Bizimkileri görür görmez baǧırdım. "İçeri!" hepsi birer birer arka kapıdan iceriye girerken. Yeniler çatışmaya devam ediyordu. Söz mü dinlemiyorlardı. Kan kırmızısı bir çizgiye parmak basmışlardı. Belimdeki silahı çıkararak yenilerden erkek olanın sol ayaǧının milim oynatarak yanına ıskaladım. Deşetler bana dönerlerken, "Hemen içeri." diye baǧırdıǧımda bu sefer ikiletmeden gittiler. Suç benim değildi kırmızı çizgimi aşan onlardı.

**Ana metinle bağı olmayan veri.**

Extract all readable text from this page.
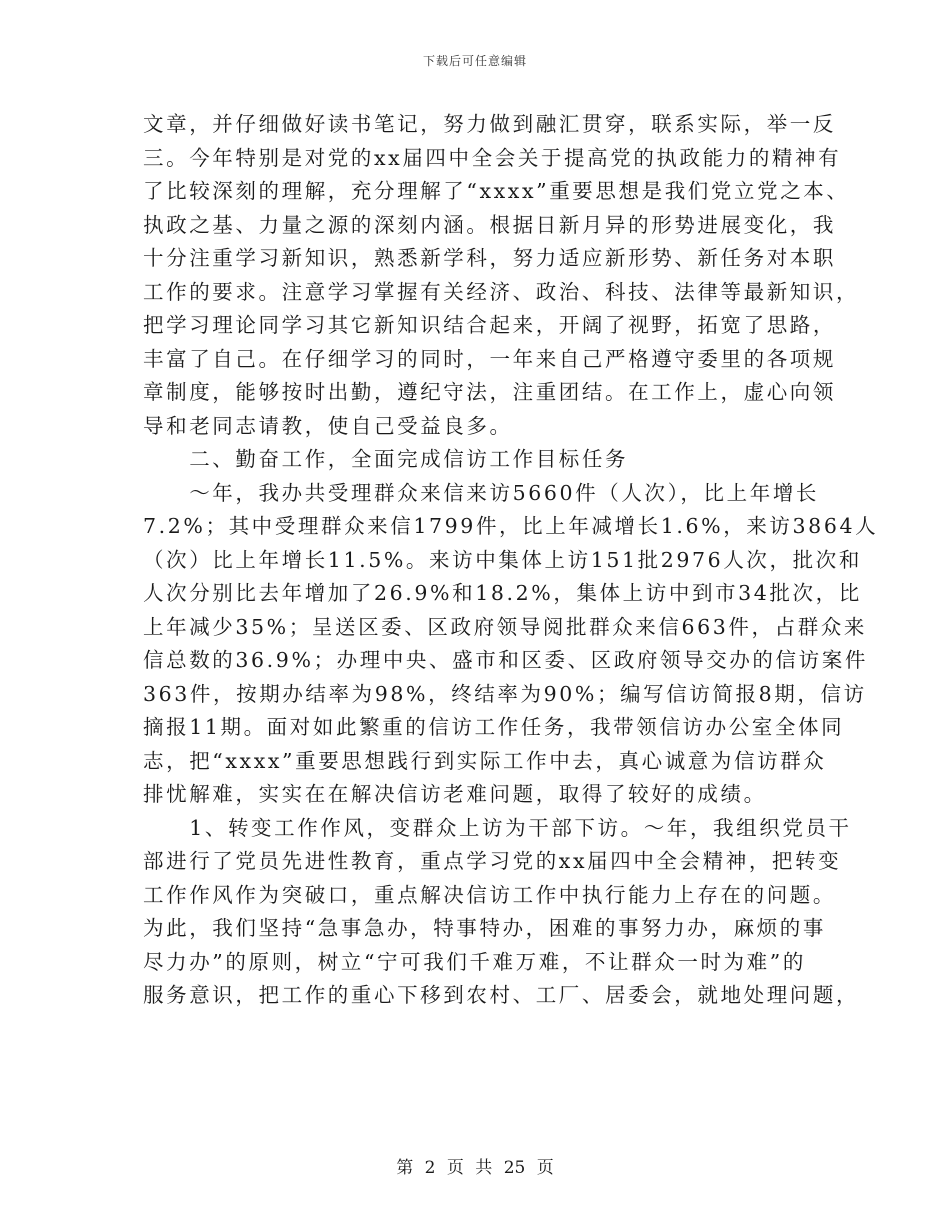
下载后可任意编辑

文章，并仔细做好读书笔记，努力做到融汇贯穿，联系实际，举一反
三。今年特别是对党的xx届四中全会关于提高党的执政能力的精神有
了比较深刻的理解，充分理解了“xxxx”重要思想是我们党立党之本、
执政之基、力量之源的深刻内涵。根据日新月异的形势进展变化，我
十分注重学习新知识，熟悉新学科，努力适应新形势、新任务对本职
工作的要求。注意学习掌握有关经济、政治、科技、法律等最新知识，
把学习理论同学习其它新知识结合起来，开阔了视野，拓宽了思路，
丰富了自己。在仔细学习的同时，一年来自己严格遵守委里的各项规
章制度，能够按时出勤，遵纪守法，注重团结。在工作上，虚心向领
导和老同志请教，使自己受益良多。

　　二、勤奋工作，全面完成信访工作目标任务

　　～年，我办共受理群众来信来访5660件（人次），比上年增长
7.2%；其中受理群众来信1799件，比上年减增长1.6%，来访3864人
（次）比上年增长11.5%。来访中集体上访151批2976人次，批次和
人次分别比去年增加了26.9%和18.2%，集体上访中到市34批次，比
上年减少35%；呈送区委、区政府领导阅批群众来信663件，占群众来
信总数的36.9%；办理中央、盛市和区委、区政府领导交办的信访案件
363件，按期办结率为98%，终结率为90%；编写信访简报8期，信访
摘报11期。面对如此繁重的信访工作任务，我带领信访办公室全体同
志，把“xxxx”重要思想践行到实际工作中去，真心诚意为信访群众
排忧解难，实实在在解决信访老难问题，取得了较好的成绩。

　　1、转变工作作风，变群众上访为干部下访。～年，我组织党员干
部进行了党员先进性教育，重点学习党的xx届四中全会精神，把转变
工作作风作为突破口，重点解决信访工作中执行能力上存在的问题。
为此，我们坚持“急事急办，特事特办，困难的事努力办，麻烦的事
尽力办”的原则，树立“宁可我们千难万难，不让群众一时为难”的
服务意识，把工作的重心下移到农村、工厂、居委会，就地处理问题，

第 2 页 共 25 页
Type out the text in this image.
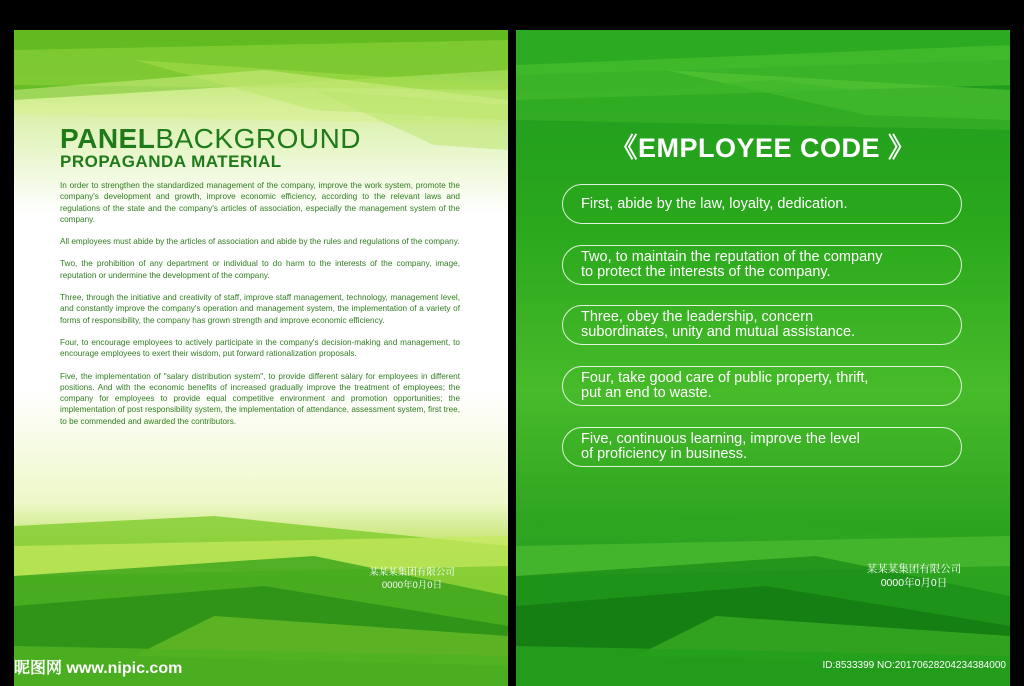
PANELBACKGROUND
PROPAGANDA MATERIAL

In order to strengthen the standardized management of the company, improve the work system, promote the company's development and growth, improve economic efficiency, according to the relevant laws and regulations of the state and the company's articles of association, especially the management system of the company.

All employees must abide by the articles of association and abide by the rules and regulations of the company.

Two, the prohibition of any department or individual to do harm to the interests of the company, image, reputation or undermine the development of the company.

Three, through the initiative and creativity of staff, improve staff management, technology, management level, and constantly improve the company's operation and management system, the implementation of a variety of forms of responsibility, the company has grown strength and improve economic efficiency.

Four, to encourage employees to actively participate in the company's decision-making and management, to encourage employees to exert their wisdom, put forward rationalization proposals.

Five, the implementation of "salary distribution system", to provide different salary for employees in different positions. And with the economic benefits of increased gradually improve the treatment of employees; the company for employees to provide equal competitive environment and promotion opportunities; the implementation of post responsibility system, the implementation of attendance, assessment system, first tree, to be commended and awarded the contributors.

某某某集团有限公司
0000年0月0日
《EMPLOYEE CODE 》
First, abide by the law, loyalty, dedication.
Two, to maintain the reputation of the company
to protect the interests of the company.
Three, obey the leadership, concern
subordinates, unity and mutual assistance.
Four, take good care of public property, thrift,
put an end to waste.
Five, continuous learning, improve the level
of proficiency in business.
某某某集团有限公司
0000年0月0日
昵图网 www.nipic.com	ID:8533399 NO:20170628204234384000
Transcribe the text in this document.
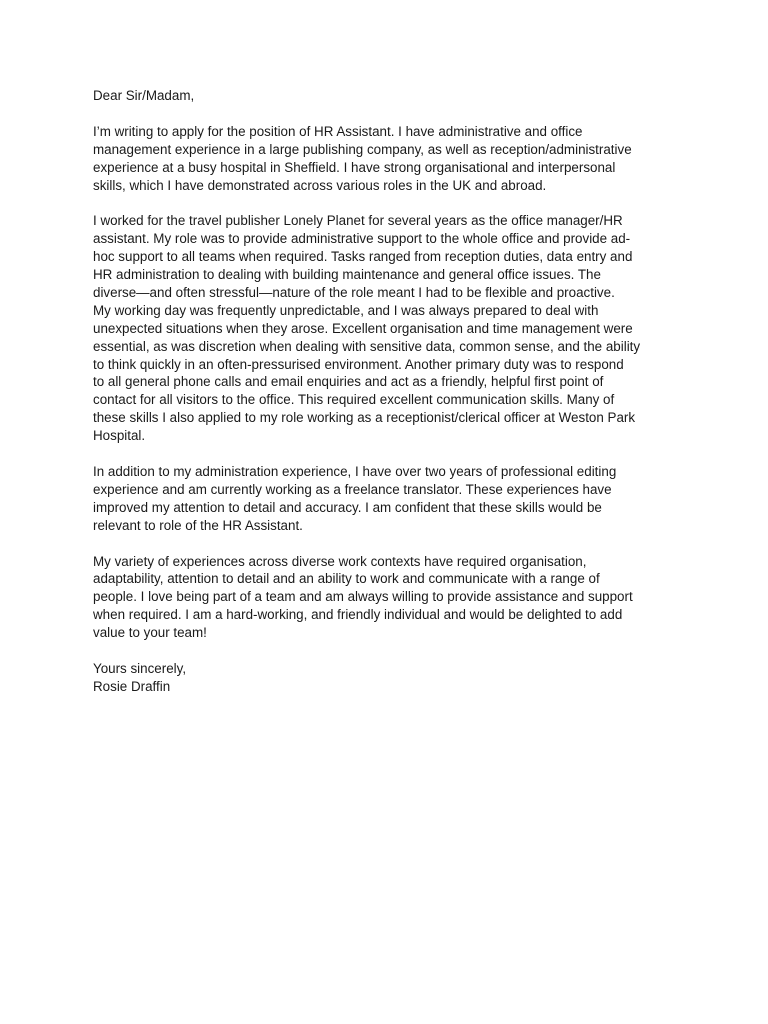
Dear Sir/Madam,

I’m writing to apply for the position of HR Assistant. I have administrative and office
management experience in a large publishing company, as well as reception/administrative
experience at a busy hospital in Sheffield. I have strong organisational and interpersonal
skills, which I have demonstrated across various roles in the UK and abroad.

I worked for the travel publisher Lonely Planet for several years as the office manager/HR
assistant. My role was to provide administrative support to the whole office and provide ad-
hoc support to all teams when required. Tasks ranged from reception duties, data entry and
HR administration to dealing with building maintenance and general office issues. The
diverse—and often stressful—nature of the role meant I had to be flexible and proactive.
My working day was frequently unpredictable, and I was always prepared to deal with
unexpected situations when they arose. Excellent organisation and time management were
essential, as was discretion when dealing with sensitive data, common sense, and the ability
to think quickly in an often-pressurised environment. Another primary duty was to respond
to all general phone calls and email enquiries and act as a friendly, helpful first point of
contact for all visitors to the office. This required excellent communication skills. Many of
these skills I also applied to my role working as a receptionist/clerical officer at Weston Park
Hospital.

In addition to my administration experience, I have over two years of professional editing
experience and am currently working as a freelance translator. These experiences have
improved my attention to detail and accuracy. I am confident that these skills would be
relevant to role of the HR Assistant.

My variety of experiences across diverse work contexts have required organisation,
adaptability, attention to detail and an ability to work and communicate with a range of
people. I love being part of a team and am always willing to provide assistance and support
when required. I am a hard-working, and friendly individual and would be delighted to add
value to your team!

Yours sincerely,
Rosie Draffin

Çaǧın saldırıyı bastırmaya çalışıyordu. Ormana doǧru daǧılmışlardı. Baş işaretiyle eve girmesini işaret ettiğimde dinlemedi. Dik başlı bir orospu çocuğu. Afet çıka geldiğinde, Yeniden gitmesini işaret ettim. Afet, Kardeşimin yanına gidip bir şeyler söyledi. Umut ediyorum ki olanları anlatmıştır. Tabi bu kadar kısa bir zamanda detaylı anlatamazdı. Bu yüzden Çağından gitmesini istemiş olabilirdi. Çaǧın bu sefer içeri girdi. Ve tahminim doğrulandı. Olanları söylmediğini anlamam kısa sürmüştü. Polisleri illaki aramışlardı kısa süre içinde burada olacaklardı. Çaǧında gidince daha çok saldırmaya başladılar. Bir yandan da kaçıyorlardı. Çekingen bir ses duydum. Bedenimden bir titreme geçti gitti. Arkamdan feryat eder gibi ama bir yandan koruyor olmalıydı.

Eskisi gibi olmasın...

"Kusursuz, hatasız, pürüzsüz olacak." Diye fısıldadım zerre umrumda değildi ki onu sevmezdim çünkü o güçsüzdü. Aǧaçların arkasından kırk metre kadar uzağımdaydı. Neyse ki iyi bir keskin nişancıydım. Afet benden daha yakındı. Bi' an dönüp baksa da yeniden döndü önüne. Önüme çıkanları indiriyordum. Kendimi koruyarak biraz ilerledim. Eşek, kadar bi adamın bana silah doğrultunu görmemle haraketlenecekken, belimden soğuk parmaklar sarıldı. Kendisine çekmesiyle kurşun sesi yankılandı ormanda. Bedeni bedenime yaslıyken teninin soğukluğunu vücudumun her zerresinde hissettim. Yüzüme gelen saçlarımı elindeki silahın ucuyla geriye attı. "Hâlâ ateşin var. Üstelik ben kiraz sevemem, kokusunu da öyle. Bir de bunlarla sen nasıl kırk metreye yakın alanda vurabiliyorsun?" Dediğinde ayaklarımın yere değmediğini fark ettim. Beni hedef alan silah aklıma düştü. Benim aklım başımdan gitmişti tam yerinde hemde.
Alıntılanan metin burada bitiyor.